As the data indicate, patients with olioarticular arthritis differ from the general population in age, sex, smoking and use of alcohol among other features. Interestingly 44.4% of patients with oligo PsA were diagnosed by the primary care physician. A larger proportion of those with oligoarthritis were not treated than those with poly PsA (23.3% vs. 16.7%) and a smaller proportion was diagnosed by rheumatologists (23% vs. 40.7%). Importantly, despite the limited number of joints involved, the oligo PsA patients had lower health-related quality of life (QoL), as well as lower mental and physical functioning, work productivity and activity engagement compared with the general population.
These findings are interesting because they suggest the impact of arthritis reflects not just the number of joints involved, but the intensity and severity of joint involvement, as well as its impact on patient functioning.

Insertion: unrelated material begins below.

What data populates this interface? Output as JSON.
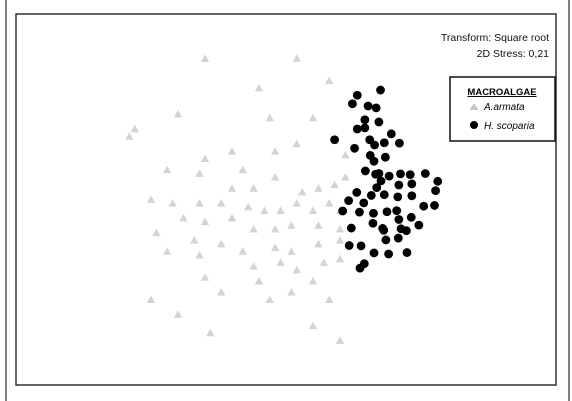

Given the burden of comorbidities and the impact on QoL of the oligo population, it is surprising that so many patients with this form of PsA in this study were either not seen by a rheumatologist or received treatment. The gap of care of this patient population points directly to the need for more education on the heterogeneity of PsA for primary care providers as well as better referral for specialty care.
2. Ultrasound for PsA
Abstract 0746: Gutierrez Manjarrez et al.2
Ultrasonography is an increasingly popular imaging modality to evaluate arthritis, assess disease activity and develop biomarkers that may predict treatment response. For PsA, US is complicated because of the various findings associated with joint involvement. These findings include the following features: synovitis, peritenonitis, tenosynovitis, new bone formation (NBF), bone erosion and enthesitis from inflammatory or structural lesions.
Gutierrez Manjarrez and colleagues used ultrasound to evaluate 107 PsA patients to determine correlations with drug persistence, Disease Activity in PsA (DAPSA) change and DAPSA low disease activity (LDA) at three to six months after treatment. Among the relationships investigated, ultrasound synovitis and peritonitis showed the highest correlation with physician global assessment and swollen joint counts. The correlations with other ultrasound features were low.